!= is not working

This is working:
select t1.* from “mysql_a”.“db1”.“tb1” t1, “mongo_a”.“db1”.“tb1” t2
where t1.field_a = t2.field_b
While this is not:
select t1.* from “mysql_a”.“db1”.“tb1” t1, “mongo_a”.“db1”.“tb1” t2
where t1.field_a != t2.field_b.

Error from Dremio is :
This query cannot be planned possibly due to either a cartesian join or an inequality join

Both field_a and field_b are string. Please help how to write “not equal” ? Thank you

you can try left join :
select t1.*
from “mysql_a”.“db1”.“tb1” t1 left join “mongo_a”.“db1”.“tb1” t2
on t1.field_a = t2.field_b
where t2.field_b is null

so what is gonna do with field_a = “abc” while filed_b = “def” ?
Question is Dremio does not support != ?

As the error you pasted, dremio don’t support cartesian join (without on clause) or an inequality join (on t1.field_a != t2.field_b). Your second sql is a cartesian join, so error occured. My above reply is an optional way to get the result same as your second sql. So if field_a = “abc” while filed_b = “def”, then my sql above will generate result like:
t1.field_a t1.field_b t1.field_c
abc xxx xxx

and your second sql will have the same result too (disregard of same lines and null lines).
But if you want to know why dremio don’t support cartesian join or inequality join. I think it’s because hard to implement and not urgent needs. Hive does not support inequality join in it’s early version too.
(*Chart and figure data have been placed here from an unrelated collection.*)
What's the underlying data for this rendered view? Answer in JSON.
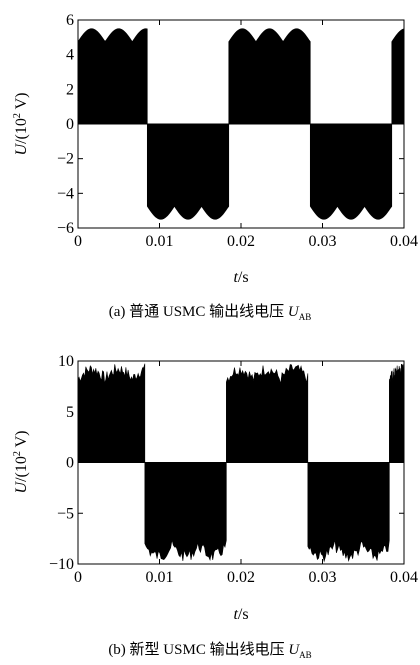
{
  "chart_data": [
    {
      "type": "area",
      "description_kind": "PWM line voltage waveform (filled envelope)",
      "xlim": [
        0,
        0.04
      ],
      "ylim": [
        -6,
        6
      ],
      "x_ticks": [
        "0",
        "0.01",
        "0.02",
        "0.03",
        "0.04"
      ],
      "y_ticks": [
        "6",
        "4",
        "2",
        "0",
        "−2",
        "−4",
        "−6"
      ],
      "xlabel_italic": "t",
      "xlabel_rest": "/s",
      "ylabel_italic": "U",
      "ylabel_rest": "/(10",
      "ylabel_sup": "2",
      "ylabel_tail": " V)",
      "caption_prefix": "(a) 普通 USMC 输出线电压 ",
      "caption_var": "U",
      "caption_sub": "AB",
      "intervals": [
        {
          "x0": 0.0,
          "x1": 0.0085,
          "sign": 1
        },
        {
          "x0": 0.0085,
          "x1": 0.0185,
          "sign": -1
        },
        {
          "x0": 0.0185,
          "x1": 0.0285,
          "sign": 1
        },
        {
          "x0": 0.0285,
          "x1": 0.0385,
          "sign": -1
        },
        {
          "x0": 0.0385,
          "x1": 0.04,
          "sign": 1
        }
      ],
      "envelope_peak": 5.5,
      "envelope_valley": 4.75,
      "envelope_period": 0.00333,
      "noise": 0
    },
    {
      "type": "area",
      "description_kind": "PWM line voltage waveform (filled envelope)",
      "xlim": [
        0,
        0.04
      ],
      "ylim": [
        -10,
        10
      ],
      "x_ticks": [
        "0",
        "0.01",
        "0.02",
        "0.03",
        "0.04"
      ],
      "y_ticks": [
        "10",
        "5",
        "0",
        "−5",
        "−10"
      ],
      "xlabel_italic": "t",
      "xlabel_rest": "/s",
      "ylabel_italic": "U",
      "ylabel_rest": "/(10",
      "ylabel_sup": "2",
      "ylabel_tail": " V)",
      "caption_prefix": "(b) 新型 USMC 输出线电压 ",
      "caption_var": "U",
      "caption_sub": "AB",
      "intervals": [
        {
          "x0": 0.0,
          "x1": 0.0082,
          "sign": 1
        },
        {
          "x0": 0.0082,
          "x1": 0.0182,
          "sign": -1
        },
        {
          "x0": 0.0182,
          "x1": 0.0282,
          "sign": 1
        },
        {
          "x0": 0.0282,
          "x1": 0.0382,
          "sign": -1
        },
        {
          "x0": 0.0382,
          "x1": 0.04,
          "sign": 1
        }
      ],
      "envelope_peak": 9.2,
      "envelope_valley": 8.2,
      "envelope_period": 0.00333,
      "noise": 0.6
    }
  ]
}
Not official answer :smile:

Hello @evandeng,

Dremio does allow != as a filter condition on any non-JOIN query with datatypes that support that comparison.

It also supports != as the condition on the key some JOINs.

Dremio’s query planner will try to formulate an execution plan that doesn’t involve a cartesian join or inequality join, because these are slow to compute and take up a lot space during execution. But sometimes there’s no way around this and it will report back to you with an error like the one you saw.

We’re always making improvements to the query planner, so this may change in future releases.

Can you share the query profile? @hanbingwinter was kind enough to share a query re-write, but there might be other ways if we saw the query text and planning.